The message from those attempting to derail the inevitable plug on vehicles is always the same – we’ve got to keep trying everything. Nothing’s ready yet. We can’t choose winners.

According to the report, a portfolio approach toward reducing U.S. dependence on oil is necessary for long-term success. This should include increasing the fuel efficiency of conventional vehicles and pursuing research, development, and demonstration into alternative strategies, including the use of biofuels, electric vehicles, and hydrogen fuel cell vehicles.

CNN picked up the story questioning whether plug-ins pencil out for consumers.

Friday’s Washington Post editorializes ignorantly against government support of plug-ins, based it would seem solely upon this report.

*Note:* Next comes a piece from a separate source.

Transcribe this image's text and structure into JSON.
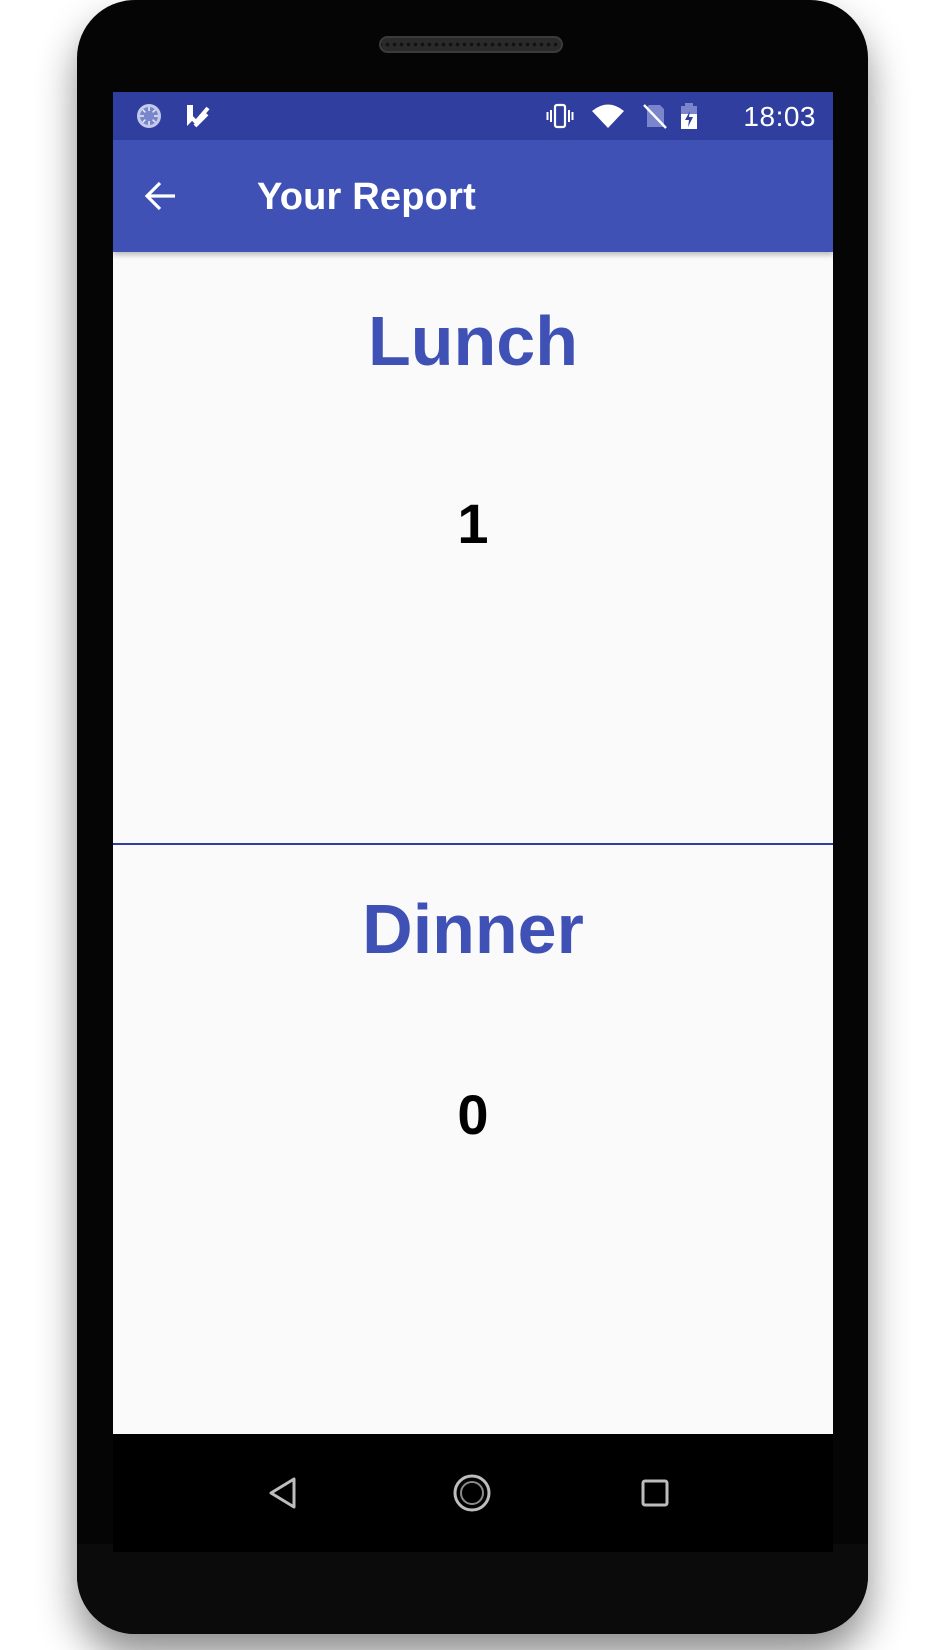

One of the many smaller media outlets and blogs to pick up the story got the message. The author of Don’t Believe the Hype About the Plug-In Car, opined:

There’s always the hope that a genius at the Massachusetts Institute of Technology or another top school will invent the gizmo that changes everything. But this isn t Hollywood and technological advances are likely to be incremental. That means no immediate miracles and oil will continue to be a vital part of the economy for the foreseeable future.

In fact it doesn’t take a miracle. It takes a clarity of purpose, a willingness to pay attention to the science, and the guts to aim high. We need a focused effort at transportation electrification to work in parallel with the move toward renewable energy.